MLOps (Machine Learning Operations) is an extension of DevOps principles that are specifically designed for model-based learning. It assists in the deployment as well as the monitoring and maintenance of models based on ML for production, making sure they are reliable and accurate in the long run.

 

The Key Characteristics of MLOps

  • Model Training and deployment: Automates the training of ML models and deployment.
  • Version Control of Models and Data : Tracks changes in models and data.
  • Model Monitoring and Performance Tracking : Make sure that models are solid in the production.
  • Scalability : Manages large data sets and computational resources effectively.
  • Collaboration : Involves researchers, ML engineers and DevOps teams.

MLOps Workflow

  1. Data Collection and Preparation - Clean and collect training data.
  2. Model Training and Evaluation - Create and test models using ML.
  3. Model deployment - Incorporate models in production systems.
  4. Model Monitoring and Maintenance - Monitor the performance of your model and then retrain it when necessary.

MLOps vs. DevOps: Key Differences

 

Why MLOps & DevOps Are Both Important

 

MLOps, on the other hand, is crucial for managing AI driven applications. They both improve automation, scalability and operational efficiency. But they have different purposes. AI solutions are often implemented alongside software applications. DevOps and MLOps are then adopted to create a seamless ecosystem.

 

Conclusion

DevOps & MLOps are similar in automation & collaboration principles. However, they differ in their scope, workflows, and goals. DevOps simplifies Software Development while MLOps guarantees AI/ML Models remain accurate and reliable during production. Both practices allow businesses to achieve high-efficiency, scalability and innovation for software and AI applications. MLOps Training highlights the key differences between MLOps & DevOps in automation, deployment, and model lifecycle management. To explore these concepts further, you can check out

Machine Learning & AI Certification Courses.

 

 

FAQs

 

1. Can DevOps projects be used to support Machine Learning?
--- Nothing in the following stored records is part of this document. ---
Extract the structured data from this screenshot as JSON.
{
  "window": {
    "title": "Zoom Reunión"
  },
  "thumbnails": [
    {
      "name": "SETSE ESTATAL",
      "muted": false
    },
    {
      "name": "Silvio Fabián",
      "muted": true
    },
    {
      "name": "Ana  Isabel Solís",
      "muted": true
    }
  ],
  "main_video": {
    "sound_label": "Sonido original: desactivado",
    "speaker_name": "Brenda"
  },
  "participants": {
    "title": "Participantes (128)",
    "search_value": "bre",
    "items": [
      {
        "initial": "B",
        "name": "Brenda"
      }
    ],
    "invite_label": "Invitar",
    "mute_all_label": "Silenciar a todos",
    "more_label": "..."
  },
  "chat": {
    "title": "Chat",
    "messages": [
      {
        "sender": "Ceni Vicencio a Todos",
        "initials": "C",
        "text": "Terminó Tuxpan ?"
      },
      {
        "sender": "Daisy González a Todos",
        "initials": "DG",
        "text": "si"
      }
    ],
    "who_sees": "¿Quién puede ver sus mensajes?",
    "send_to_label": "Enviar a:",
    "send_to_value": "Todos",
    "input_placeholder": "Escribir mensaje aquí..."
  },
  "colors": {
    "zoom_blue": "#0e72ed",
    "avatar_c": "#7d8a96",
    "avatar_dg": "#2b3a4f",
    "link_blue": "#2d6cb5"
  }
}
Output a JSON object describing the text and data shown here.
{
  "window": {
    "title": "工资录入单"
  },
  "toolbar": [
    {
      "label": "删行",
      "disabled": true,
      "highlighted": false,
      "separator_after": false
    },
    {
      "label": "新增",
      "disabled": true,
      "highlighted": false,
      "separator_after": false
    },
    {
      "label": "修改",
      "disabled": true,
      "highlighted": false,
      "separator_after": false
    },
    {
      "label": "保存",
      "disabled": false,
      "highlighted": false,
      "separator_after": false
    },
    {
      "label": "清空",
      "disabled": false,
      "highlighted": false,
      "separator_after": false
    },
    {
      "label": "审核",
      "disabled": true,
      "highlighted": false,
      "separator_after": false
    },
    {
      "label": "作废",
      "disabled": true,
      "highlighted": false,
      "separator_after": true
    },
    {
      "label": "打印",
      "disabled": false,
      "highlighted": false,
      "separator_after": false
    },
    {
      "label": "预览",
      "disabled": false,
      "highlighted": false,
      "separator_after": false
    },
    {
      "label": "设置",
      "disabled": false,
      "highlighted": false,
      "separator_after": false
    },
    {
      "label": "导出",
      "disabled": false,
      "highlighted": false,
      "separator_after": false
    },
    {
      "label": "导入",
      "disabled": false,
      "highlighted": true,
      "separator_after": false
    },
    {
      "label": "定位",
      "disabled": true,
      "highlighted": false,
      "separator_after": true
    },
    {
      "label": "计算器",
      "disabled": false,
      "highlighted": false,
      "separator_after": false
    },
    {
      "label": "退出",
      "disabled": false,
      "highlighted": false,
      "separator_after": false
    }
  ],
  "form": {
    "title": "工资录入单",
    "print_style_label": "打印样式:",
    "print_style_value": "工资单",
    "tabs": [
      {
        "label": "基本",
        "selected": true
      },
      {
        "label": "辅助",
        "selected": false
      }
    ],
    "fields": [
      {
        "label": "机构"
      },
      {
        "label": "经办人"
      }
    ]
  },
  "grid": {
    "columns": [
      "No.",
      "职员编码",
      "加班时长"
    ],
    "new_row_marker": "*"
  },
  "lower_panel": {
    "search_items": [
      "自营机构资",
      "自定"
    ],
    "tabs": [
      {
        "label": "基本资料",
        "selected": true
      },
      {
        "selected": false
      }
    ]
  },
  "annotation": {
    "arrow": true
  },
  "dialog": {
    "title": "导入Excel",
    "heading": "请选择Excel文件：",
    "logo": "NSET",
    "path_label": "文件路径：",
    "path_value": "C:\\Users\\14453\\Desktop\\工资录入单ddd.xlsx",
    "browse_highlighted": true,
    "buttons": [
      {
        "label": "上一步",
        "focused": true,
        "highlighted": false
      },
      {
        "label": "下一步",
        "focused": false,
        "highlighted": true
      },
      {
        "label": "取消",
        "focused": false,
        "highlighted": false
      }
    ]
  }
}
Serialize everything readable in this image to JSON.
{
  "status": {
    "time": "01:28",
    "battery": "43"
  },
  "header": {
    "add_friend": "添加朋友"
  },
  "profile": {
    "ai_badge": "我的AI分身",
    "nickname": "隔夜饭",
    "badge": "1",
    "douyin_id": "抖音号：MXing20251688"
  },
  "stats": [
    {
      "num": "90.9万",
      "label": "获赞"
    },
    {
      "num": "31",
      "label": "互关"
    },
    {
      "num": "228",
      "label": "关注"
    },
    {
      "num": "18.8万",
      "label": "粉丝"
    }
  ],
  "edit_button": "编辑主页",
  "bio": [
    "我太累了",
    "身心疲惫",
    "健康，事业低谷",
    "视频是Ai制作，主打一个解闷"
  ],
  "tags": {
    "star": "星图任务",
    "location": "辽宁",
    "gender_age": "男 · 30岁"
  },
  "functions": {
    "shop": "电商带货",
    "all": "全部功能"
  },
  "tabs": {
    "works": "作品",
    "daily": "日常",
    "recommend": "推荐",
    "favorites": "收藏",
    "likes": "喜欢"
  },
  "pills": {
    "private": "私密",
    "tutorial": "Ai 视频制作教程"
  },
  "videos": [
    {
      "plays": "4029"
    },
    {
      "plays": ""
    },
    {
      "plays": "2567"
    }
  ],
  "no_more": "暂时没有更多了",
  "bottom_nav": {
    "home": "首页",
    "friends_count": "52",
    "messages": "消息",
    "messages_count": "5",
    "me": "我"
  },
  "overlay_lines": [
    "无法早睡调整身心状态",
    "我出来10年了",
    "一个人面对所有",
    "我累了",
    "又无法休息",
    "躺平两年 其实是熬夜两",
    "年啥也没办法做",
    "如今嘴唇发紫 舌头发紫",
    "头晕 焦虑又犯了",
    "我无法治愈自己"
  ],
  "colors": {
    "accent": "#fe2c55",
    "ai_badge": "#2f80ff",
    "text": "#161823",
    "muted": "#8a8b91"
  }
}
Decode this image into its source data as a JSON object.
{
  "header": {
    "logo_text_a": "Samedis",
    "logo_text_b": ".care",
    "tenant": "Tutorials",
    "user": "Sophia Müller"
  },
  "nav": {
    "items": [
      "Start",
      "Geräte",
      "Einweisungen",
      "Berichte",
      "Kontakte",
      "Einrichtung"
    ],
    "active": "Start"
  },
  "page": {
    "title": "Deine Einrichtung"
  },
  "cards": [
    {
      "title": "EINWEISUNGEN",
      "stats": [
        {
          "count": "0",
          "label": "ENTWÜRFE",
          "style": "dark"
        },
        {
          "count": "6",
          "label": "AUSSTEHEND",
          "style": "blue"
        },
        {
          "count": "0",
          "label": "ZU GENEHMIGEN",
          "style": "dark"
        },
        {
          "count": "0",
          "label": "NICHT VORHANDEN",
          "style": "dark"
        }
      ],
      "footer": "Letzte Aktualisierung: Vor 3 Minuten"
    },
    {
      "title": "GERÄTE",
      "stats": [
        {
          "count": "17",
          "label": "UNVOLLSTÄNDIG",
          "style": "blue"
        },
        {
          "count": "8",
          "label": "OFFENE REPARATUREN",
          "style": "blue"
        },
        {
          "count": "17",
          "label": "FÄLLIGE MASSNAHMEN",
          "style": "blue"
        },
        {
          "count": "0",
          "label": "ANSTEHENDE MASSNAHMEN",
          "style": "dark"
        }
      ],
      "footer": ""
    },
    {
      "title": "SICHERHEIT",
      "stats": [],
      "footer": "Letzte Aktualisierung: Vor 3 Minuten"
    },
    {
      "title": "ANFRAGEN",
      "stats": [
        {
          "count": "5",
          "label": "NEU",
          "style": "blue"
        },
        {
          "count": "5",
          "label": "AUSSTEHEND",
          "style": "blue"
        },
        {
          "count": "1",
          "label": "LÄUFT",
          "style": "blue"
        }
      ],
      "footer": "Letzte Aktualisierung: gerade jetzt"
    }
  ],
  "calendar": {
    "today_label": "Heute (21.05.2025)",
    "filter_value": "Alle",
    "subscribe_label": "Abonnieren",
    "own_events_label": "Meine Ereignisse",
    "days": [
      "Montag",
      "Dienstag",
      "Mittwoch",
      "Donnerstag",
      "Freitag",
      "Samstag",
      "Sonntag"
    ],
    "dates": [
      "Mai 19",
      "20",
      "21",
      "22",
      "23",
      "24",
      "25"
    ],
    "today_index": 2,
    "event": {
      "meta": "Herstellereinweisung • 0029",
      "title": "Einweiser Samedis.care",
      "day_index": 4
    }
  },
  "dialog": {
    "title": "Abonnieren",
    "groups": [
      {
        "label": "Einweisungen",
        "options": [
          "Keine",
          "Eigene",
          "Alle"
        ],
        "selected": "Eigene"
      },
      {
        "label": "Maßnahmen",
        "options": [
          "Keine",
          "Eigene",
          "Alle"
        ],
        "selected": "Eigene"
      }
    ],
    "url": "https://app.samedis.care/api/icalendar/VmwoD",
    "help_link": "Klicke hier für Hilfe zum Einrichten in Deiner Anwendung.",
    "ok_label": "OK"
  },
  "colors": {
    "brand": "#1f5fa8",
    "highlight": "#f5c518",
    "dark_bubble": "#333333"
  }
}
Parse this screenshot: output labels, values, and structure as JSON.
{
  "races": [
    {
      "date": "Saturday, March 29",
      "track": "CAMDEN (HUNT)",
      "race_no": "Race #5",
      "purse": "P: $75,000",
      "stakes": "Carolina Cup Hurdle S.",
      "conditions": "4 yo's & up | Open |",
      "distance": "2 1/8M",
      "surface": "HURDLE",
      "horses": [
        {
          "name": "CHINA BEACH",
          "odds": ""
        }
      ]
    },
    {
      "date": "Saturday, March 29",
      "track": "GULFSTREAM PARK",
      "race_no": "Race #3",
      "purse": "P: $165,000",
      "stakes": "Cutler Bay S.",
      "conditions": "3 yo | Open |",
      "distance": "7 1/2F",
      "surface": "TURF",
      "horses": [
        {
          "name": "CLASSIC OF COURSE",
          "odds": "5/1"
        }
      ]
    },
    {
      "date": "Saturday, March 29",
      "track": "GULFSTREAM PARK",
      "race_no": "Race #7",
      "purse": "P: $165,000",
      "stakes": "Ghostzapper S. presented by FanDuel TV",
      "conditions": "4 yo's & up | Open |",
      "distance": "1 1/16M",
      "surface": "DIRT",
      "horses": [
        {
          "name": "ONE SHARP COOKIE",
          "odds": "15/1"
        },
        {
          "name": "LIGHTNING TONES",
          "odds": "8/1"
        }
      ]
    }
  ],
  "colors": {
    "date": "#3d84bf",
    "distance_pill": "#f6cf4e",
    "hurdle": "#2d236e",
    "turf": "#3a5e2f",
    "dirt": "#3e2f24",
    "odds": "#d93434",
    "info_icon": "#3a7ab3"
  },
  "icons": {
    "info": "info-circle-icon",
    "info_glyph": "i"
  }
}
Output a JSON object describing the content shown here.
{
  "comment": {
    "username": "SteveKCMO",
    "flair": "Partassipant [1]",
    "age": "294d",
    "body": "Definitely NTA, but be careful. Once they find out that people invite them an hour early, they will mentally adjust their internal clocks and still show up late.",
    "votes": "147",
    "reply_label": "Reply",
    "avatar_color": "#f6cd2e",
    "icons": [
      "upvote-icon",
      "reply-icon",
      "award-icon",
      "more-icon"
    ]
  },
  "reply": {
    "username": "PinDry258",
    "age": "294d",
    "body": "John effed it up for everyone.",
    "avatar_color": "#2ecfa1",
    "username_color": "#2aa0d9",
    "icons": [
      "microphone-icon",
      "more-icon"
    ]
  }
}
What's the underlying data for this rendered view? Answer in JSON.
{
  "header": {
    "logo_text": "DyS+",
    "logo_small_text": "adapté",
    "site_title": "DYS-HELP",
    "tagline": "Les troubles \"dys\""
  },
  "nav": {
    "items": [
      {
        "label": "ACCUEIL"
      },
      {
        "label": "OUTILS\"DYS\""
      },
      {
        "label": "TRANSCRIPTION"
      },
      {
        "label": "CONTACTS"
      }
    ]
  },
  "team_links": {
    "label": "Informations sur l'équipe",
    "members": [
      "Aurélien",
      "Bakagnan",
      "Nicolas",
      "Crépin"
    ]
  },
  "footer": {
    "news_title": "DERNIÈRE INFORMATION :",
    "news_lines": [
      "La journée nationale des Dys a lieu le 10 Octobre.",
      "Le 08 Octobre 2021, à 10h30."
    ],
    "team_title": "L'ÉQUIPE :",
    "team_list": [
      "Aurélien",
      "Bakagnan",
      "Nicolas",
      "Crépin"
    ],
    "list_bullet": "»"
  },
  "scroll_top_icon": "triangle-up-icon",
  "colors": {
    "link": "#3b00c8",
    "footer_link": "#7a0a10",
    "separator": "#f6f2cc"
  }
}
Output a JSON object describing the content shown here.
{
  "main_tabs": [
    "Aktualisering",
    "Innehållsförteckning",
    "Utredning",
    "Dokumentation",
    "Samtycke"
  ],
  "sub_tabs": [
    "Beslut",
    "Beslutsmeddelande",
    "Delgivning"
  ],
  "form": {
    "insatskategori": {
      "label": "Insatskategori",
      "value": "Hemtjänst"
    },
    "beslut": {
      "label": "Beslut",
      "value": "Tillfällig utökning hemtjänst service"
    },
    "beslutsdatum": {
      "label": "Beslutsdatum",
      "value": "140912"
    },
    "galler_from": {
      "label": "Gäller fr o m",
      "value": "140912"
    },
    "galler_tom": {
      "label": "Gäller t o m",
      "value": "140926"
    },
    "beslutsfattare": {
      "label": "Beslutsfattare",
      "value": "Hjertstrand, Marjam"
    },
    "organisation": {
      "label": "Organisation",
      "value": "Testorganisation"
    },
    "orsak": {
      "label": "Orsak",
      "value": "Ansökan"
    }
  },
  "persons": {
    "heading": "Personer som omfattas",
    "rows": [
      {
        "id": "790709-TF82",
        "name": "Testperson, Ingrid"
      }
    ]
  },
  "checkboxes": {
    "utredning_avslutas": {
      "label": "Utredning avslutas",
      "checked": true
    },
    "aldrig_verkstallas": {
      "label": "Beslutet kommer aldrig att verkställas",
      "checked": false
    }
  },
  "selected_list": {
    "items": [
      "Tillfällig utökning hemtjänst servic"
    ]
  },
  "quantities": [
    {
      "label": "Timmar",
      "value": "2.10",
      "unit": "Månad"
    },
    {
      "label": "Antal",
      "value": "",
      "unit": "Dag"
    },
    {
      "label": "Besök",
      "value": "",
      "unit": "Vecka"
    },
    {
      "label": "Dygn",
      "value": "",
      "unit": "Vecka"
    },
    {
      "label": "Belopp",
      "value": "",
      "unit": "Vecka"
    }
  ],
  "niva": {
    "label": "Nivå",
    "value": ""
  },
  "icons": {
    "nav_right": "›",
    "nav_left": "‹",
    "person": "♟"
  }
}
DevOps is insufficient for ML projects, as it does not have model-training, data versioning and monitoring capabilities. MLOps extends DevOps to meet ML specific challenges .

 

2. What are the most common tools used in MLOps or DevOps today?

·        DevOps: Jenkins, Docker, Kubernetes, Terraform, GitHub Actions

·        MLOps: MLflow, Kubeflow, DVC, TFX, SageMaker

 

3. Does MLOps have to be used for all AI projects or just some?

MLOps are not required for simple ML models that have minimal updates. For AI applications that require constant data updates, retraining and scalable AI, MLOps are essential.